Don’t beat yourself up. Be kind. Plenty of people won’t be, and you have no choice but to meet them. The critics will always arrive on cue, shoulder-to-shoulder with the naysayers. Whether they’re internal or part of the great beyond outside your own head, deal with them in the best way you can – the spectrum of appropriate response ranges from ignoring them to telling them to shut the **** up – but don’t add to them. Give yourself a break.
You will make mistakes. That’s a given. The only difference from individual to individual is the kind of mistakes you make.
Maybe you sometimes create a best friend character for your MC one-dimensional. Your lovely betas/agent/editor point this out, and it’s so spot-on that you cringe. How could you have missed that? Of course that character doesn’t have a personality – she just echoes everything your much cleverer MC says, and she never expresses any emotion other than supportive concern. You can’t believe you didn’t see it before. You can’t believe you’ve sent off your ms to your beta/agent/editor when it was in such awful shape, et cetera.
Or for those of you who might not have manuscripts in your life, maybe a boy breaks your heart, and after the weeks/months/years pass, you realize how wrong he was for you and the life you needed. All those annoying quirks of his come to mind, all those little hurts he inflicted, especially the ones he never noticed. You realize that your friends were right about him – he’s exactly like so-and-so you dated in high school, who was also all wrong for you. How could you have not recognized that? How could you have failed to see the pattern??
If you think along those lines, STOP thinking like that. Be kind to yourself – and be gentle.** Don’t blast or ridicule your own manuscript/actions. You did the best you could at that particular time.
You can’t be anyone other than who you right now.

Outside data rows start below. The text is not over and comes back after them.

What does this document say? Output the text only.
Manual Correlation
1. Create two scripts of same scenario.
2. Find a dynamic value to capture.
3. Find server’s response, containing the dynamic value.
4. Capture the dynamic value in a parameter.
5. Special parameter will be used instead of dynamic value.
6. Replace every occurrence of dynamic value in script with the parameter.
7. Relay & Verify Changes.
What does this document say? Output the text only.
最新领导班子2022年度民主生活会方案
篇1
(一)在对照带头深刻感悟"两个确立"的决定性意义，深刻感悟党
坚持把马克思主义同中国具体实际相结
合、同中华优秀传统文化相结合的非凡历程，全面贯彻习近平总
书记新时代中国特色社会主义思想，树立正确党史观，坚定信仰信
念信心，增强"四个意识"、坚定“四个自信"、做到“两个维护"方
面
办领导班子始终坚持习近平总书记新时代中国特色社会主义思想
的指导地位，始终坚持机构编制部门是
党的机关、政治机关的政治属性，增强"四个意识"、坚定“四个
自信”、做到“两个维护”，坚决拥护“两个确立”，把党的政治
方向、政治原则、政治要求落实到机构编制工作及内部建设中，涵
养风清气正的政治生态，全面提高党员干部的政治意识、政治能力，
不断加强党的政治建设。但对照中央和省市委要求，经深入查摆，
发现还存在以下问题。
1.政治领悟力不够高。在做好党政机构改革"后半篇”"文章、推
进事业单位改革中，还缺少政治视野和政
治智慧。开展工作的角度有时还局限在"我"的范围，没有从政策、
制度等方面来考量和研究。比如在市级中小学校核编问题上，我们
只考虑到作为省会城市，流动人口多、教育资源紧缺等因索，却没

It is impossible for you to be a more accomplished writer or a more perceptive person than you are at this moment, and maybe you’re not meant to be. Life is a journey. Every mistake is a learning process; everything is a growing experience. Every day, you can develop into a better writer/person than you were yesterday.
You are still GROWING. You won’t be the same writer/person at 25 that you are at 50, or the same at 62 that you will be at 92. You can’t decide who you are at this moment, but you can definitely pick the direction you’re headed in.
The past is behind us. You cannot change it, but the future is in your hands, waiting for you to shape it.
**Notice, though, that I don’t say baby yourself. Babying yourself is not fully acknowledging the mistake, ie. failing to grow from the experience. Doing that helps no one, but least of all yourself, because it keeps you from improving and deprives you from finding out the kind of better writer/person you can become.